Повей, блесни скорее от востока
То утро радостного дня,
Когда пред олтарем Гимена
С Филлидой преклонив колена,
И тайные мольбы сердец соединя,
Мы повторим обет священный,
Который утвердит союз на веки наш! —
С каким восторгом я, жрецом благословленный,
Из храма поведу ее к себе в шалаш!
С какими чувствами, вступив под кров смиренный,
И милую обняв, скажу ей: я убог,
Вот все мое: шалаш укромный и полстада;
Но если наградил меня тобою Бог —
То я уже богат, мне ничего не надо!
Но если ты со мной,
То эта хижина мне будет рай земной!
Скажу, и слезы умиленья
Блеснут y милой на глазах;
Я сам на грудь ее паду тогда в слезах. —
Сей первый день соединенья,
Пройдет о будущем в мечтах.
А завтра, раннею проснувшися порою,
Лишь чушь забрежжет свет над ближнею горою
Собрав овец своих, взяв шляпы, посошки,
Пойдем на паству мы.

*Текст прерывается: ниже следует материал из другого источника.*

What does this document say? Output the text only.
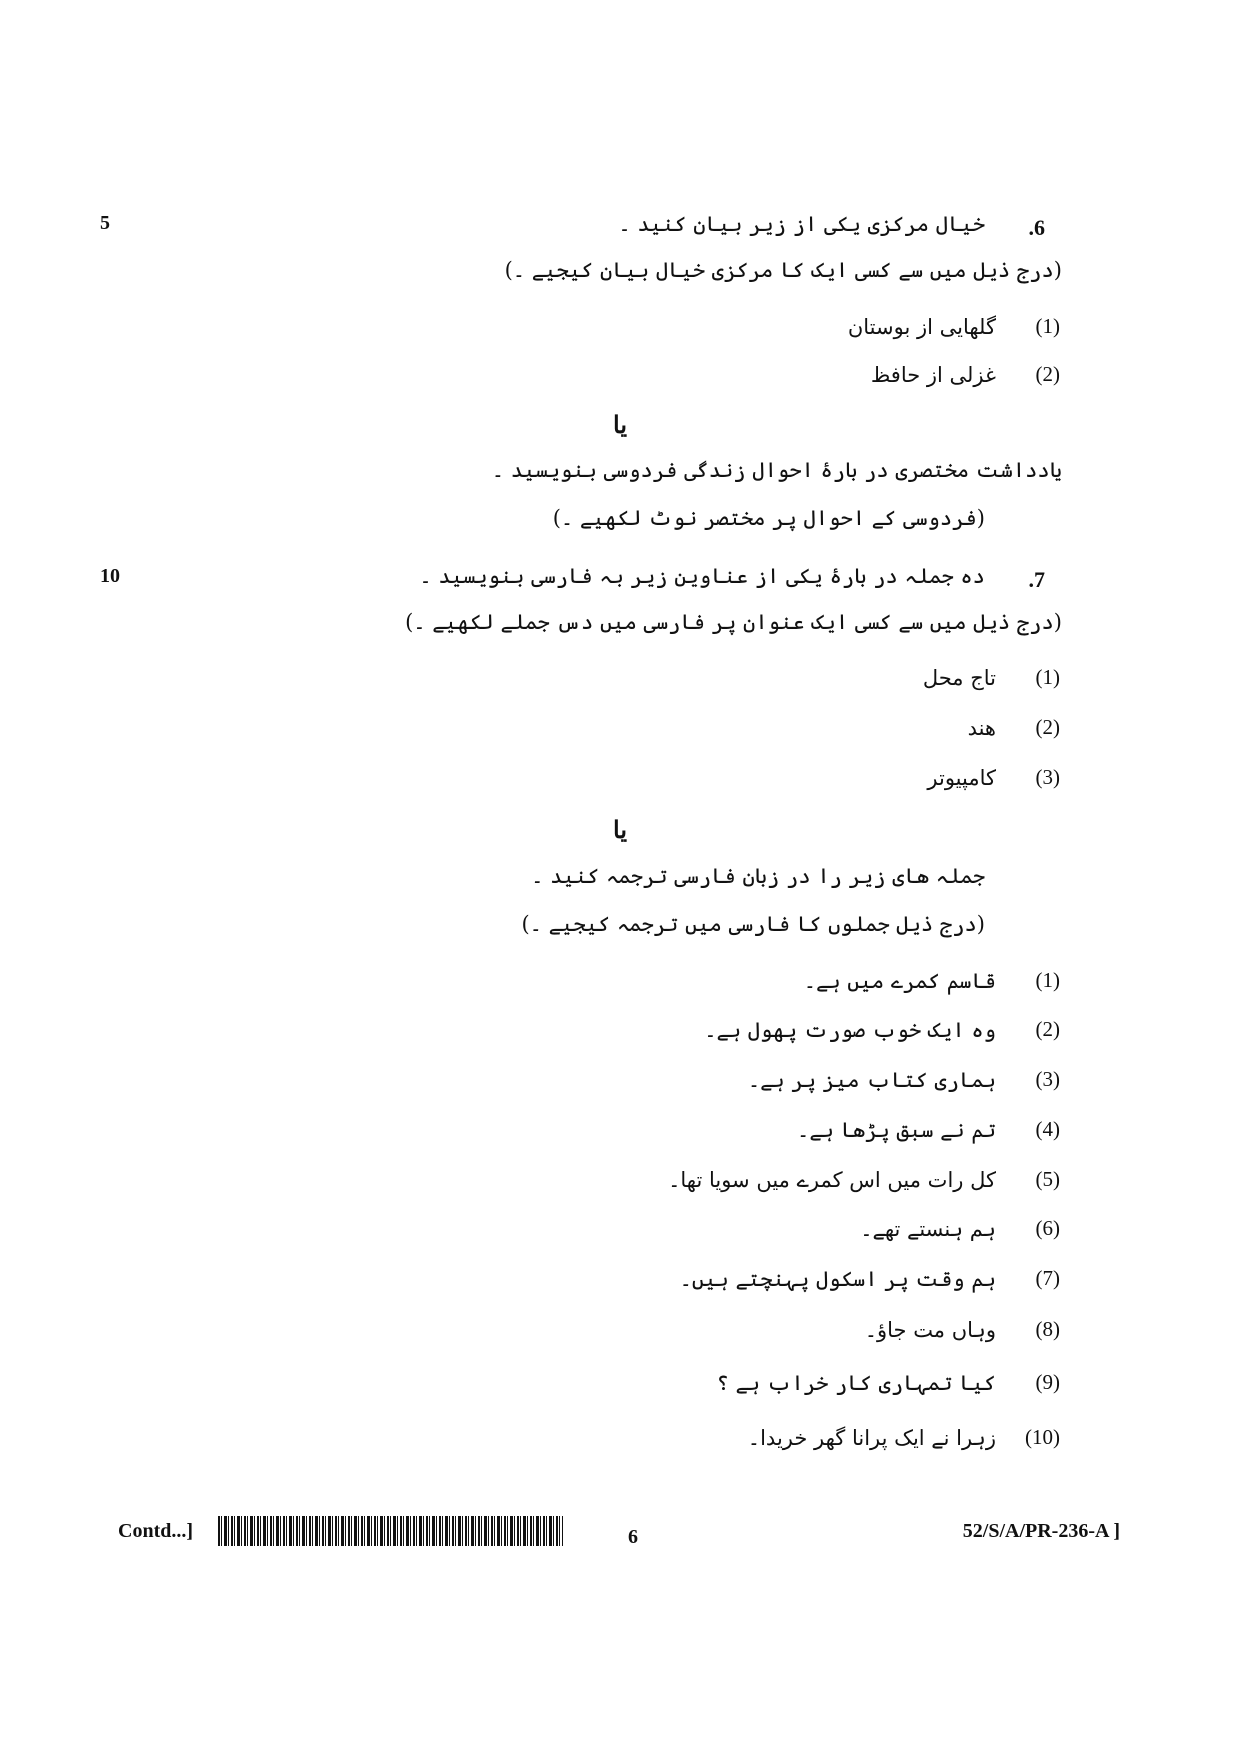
5	.6
خیال مرکزی یکی از زیر بیان کنید ۔
(درج ذیل میں سے کسی ایک کا مرکزی خیال بیان کیجیے ۔)
(1)
گلھایی از بوستان
(2)
غزلی از حافظ
یا
یادداشت مختصری در بارۂ احوال زندگی فردوسی بنویسید ۔
(فردوسی کے احوال پر مختصر نوٹ لکھیے ۔)
10	.7
ده جملہ در بارۂ یکی از عناوین زیر بہ فارسی بنویسید ۔
(درج ذیل میں سے کسی ایک عنوان پر فارسی میں دس جملے لکھیے ۔)
(1)
تاج محل
(2)
ھند
(3)
کامپیوتر
یا
جملہ ھای زیر را در زبان فارسی ترجمہ کنید ۔
(درج ذیل جملوں کا فارسی میں ترجمہ کیجیے ۔)
(1)
قاسم کمرے میں ہے۔
(2)
وہ ایک خوب صورت پھول ہے۔
(3)
ہماری کتاب میز پر ہے۔
(4)
تم نے سبق پڑھا ہے۔
(5)
کل رات میں اس کمرے میں سویا تھا۔
(6)
ہم ہنستے تھے۔
(7)
ہم وقت پر اسکول پہنچتے ہیں۔
(8)
وہاں مت جاؤ۔
(9)
کیا تمہاری کار خراب ہے ؟
(10)
زہرا نے ایک پرانا گھر خریدا۔
Contd...]	6	52/S/A/PR-236-A ]
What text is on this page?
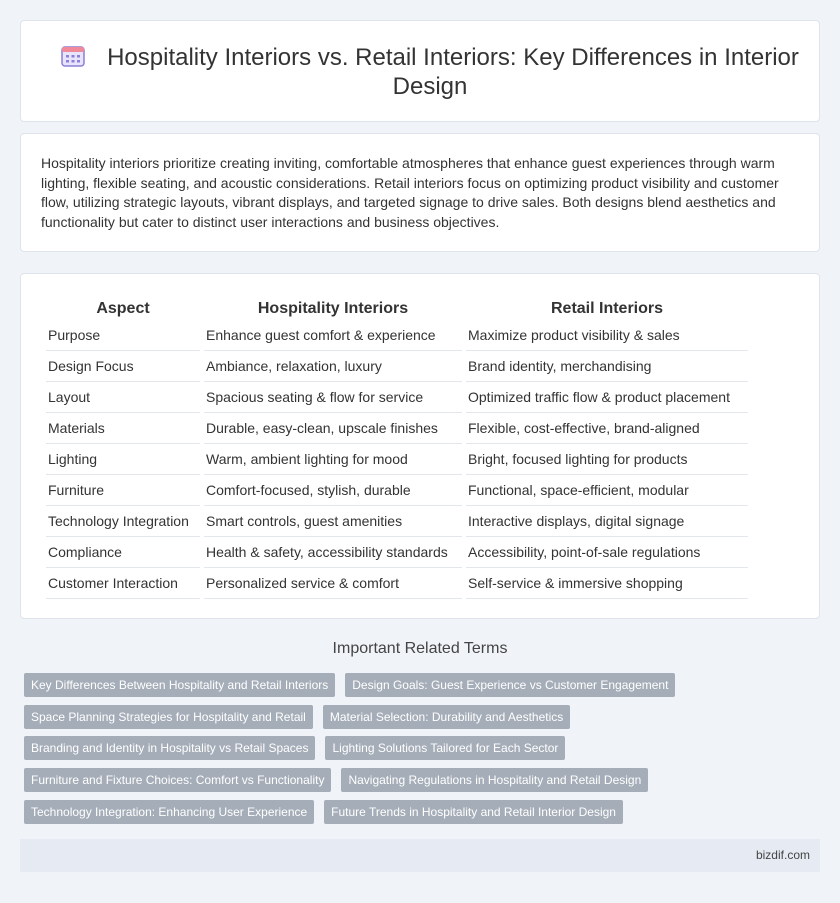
Hospitality Interiors vs. Retail Interiors: Key Differences in Interior Design

Hospitality interiors prioritize creating inviting, comfortable atmospheres that enhance guest experiences through warm lighting, flexible seating, and acoustic considerations. Retail interiors focus on optimizing product visibility and customer flow, utilizing strategic layouts, vibrant displays, and targeted signage to drive sales. Both designs blend aesthetics and functionality but cater to distinct user interactions and business objectives.

Aspect	Hospitality Interiors	Retail Interiors
Purpose	Enhance guest comfort & experience	Maximize product visibility & sales
Design Focus	Ambiance, relaxation, luxury	Brand identity, merchandising
Layout	Spacious seating & flow for service	Optimized traffic flow & product placement
Materials	Durable, easy-clean, upscale finishes	Flexible, cost-effective, brand-aligned
Lighting	Warm, ambient lighting for mood	Bright, focused lighting for products
Furniture	Comfort-focused, stylish, durable	Functional, space-efficient, modular
Technology Integration	Smart controls, guest amenities	Interactive displays, digital signage
Compliance	Health & safety, accessibility standards	Accessibility, point-of-sale regulations
Customer Interaction	Personalized service & comfort	Self-service & immersive shopping
Important Related Terms
Key Differences Between Hospitality and Retail Interiors Design Goals: Guest Experience vs Customer Engagement
Space Planning Strategies for Hospitality and Retail Material Selection: Durability and Aesthetics
Branding and Identity in Hospitality vs Retail Spaces Lighting Solutions Tailored for Each Sector
Furniture and Fixture Choices: Comfort vs Functionality Navigating Regulations in Hospitality and Retail Design
Technology Integration: Enhancing User Experience Future Trends in Hospitality and Retail Interior Design
bizdif.com
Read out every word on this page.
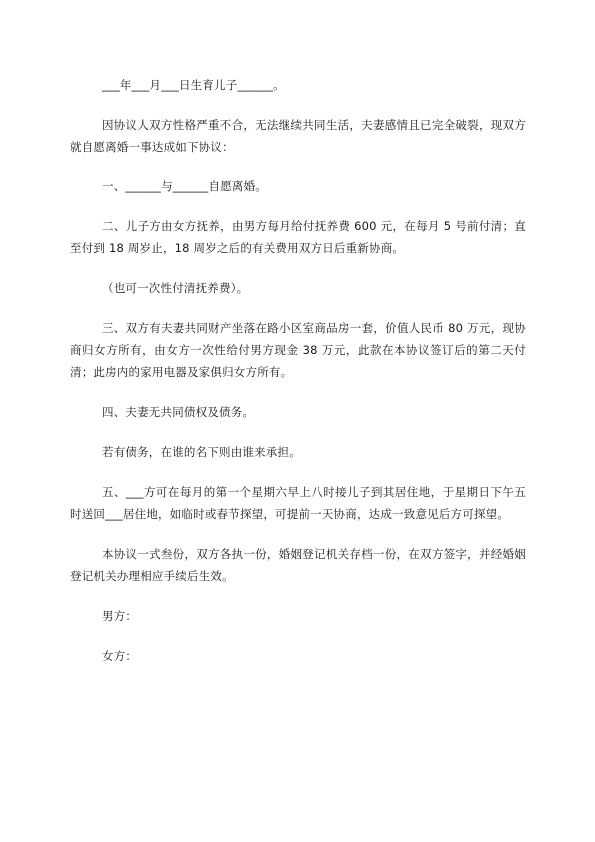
___年___月___日生育儿子______。

因协议人双方性格严重不合，无法继续共同生活，夫妻感情且已完全破裂，现双方就自愿离婚一事达成如下协议：

一、______与______自愿离婚。

二、儿子方由女方抚养，由男方每月给付抚养费 600 元，在每月 5 号前付清；直至付到 18 周岁止，18 周岁之后的有关费用双方日后重新协商。

（也可一次性付清抚养费）。

三、双方有夫妻共同财产坐落在路小区室商品房一套，价值人民币 80 万元，现协商归女方所有，由女方一次性给付男方现金 38 万元，此款在本协议签订后的第二天付清；此房内的家用电器及家俱归女方所有。

四、夫妻无共同债权及债务。

若有债务，在谁的名下则由谁来承担。

五、___方可在每月的第一个星期六早上八时接儿子到其居住地，于星期日下午五时送回___居住地，如临时或春节探望，可提前一天协商，达成一致意见后方可探望。

本协议一式叁份，双方各执一份，婚姻登记机关存档一份，在双方签字，并经婚姻登记机关办理相应手续后生效。

男方：

女方：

Там, на долинах злачных,
Толпой сберутся к нам пастушки, пастушки;
С улыбкой встретят нас, супругов новобрачных;
И утро в дружеской беседе, ласках их,
В трудах, столь легких для двоих,
Невидимо идет, минутой пролетает.
Вот полдень наступает;
Зной солнечный велит убежища искать,
И мы спешим в лесок, под тению древесной
Укрыться от него, в прохладе отдыхать.
Журчанье ручейка, из под скалы навесной
Текущего лениво меж цветов,
Шептание листов,
И тихия моей свирели
Трели —
Все, все невольно призовет
Пастушку к сладкому покою:
Она разнежится, склонится головою
В колена мне, заснет…
Что ж буду делать я? — Я буду наслаждаться
Ее спокойствием, я буду любоваться
Филлидиной красой:
Лилейной груди белизной,
И черными, с плеча упавшими кудрями,
И алыми устами,
И свежим, розовым румянцем полных щёк,
Который каждый мотылёк
Сочтет наверно за цветок.
Но я и мотылька к Филлиде приревную!
И, чтоб ему не дать
Ее поцеловать,
Сам милую мою скорее поцелую. —
Но вот уж солнце за горой;
Уж вечер наступает
И тени длинные по лугу расстилает;
Все с пастбищ и полей домой;
«Пора и нам идти; и мы, рука с рукою,
Гоня перед собою
Резвящихся овец,
За ними же домой приходим наконец.
Теперь, когда уж солнце сядет,
И месяц молодой из облаков проглянет,
Как соберутся все в кружок
Среди селенья на лужок,
Мы будем петь, плясать, мешаться в хороводы,
Или — кто нас лишил свободы? —
Пойдем вдвоем, она да я,
К реке, за шалаши, послушать соловья;
Смотреть, как тусклые в тиши струятся воды,
Как станет потухать вечерняя заря. —
В таком-то счастии, годов не примечая,
Не только этот день, вся наша жизнь пройдет!
Ах! если к этому Зевес нам ниспошлет
Еще детей, то, даже увядая,
При старости самой,
Не позавидуем чете мы молодой:
Все с юными останемся сердцами!» —
Так пел он и не знал, что тут же, за кустами,
В двух от него шагах,
Филлида, с сладкими слезами на глазах,
Расстроганна стояла,
И жребий свой в душе благословляла.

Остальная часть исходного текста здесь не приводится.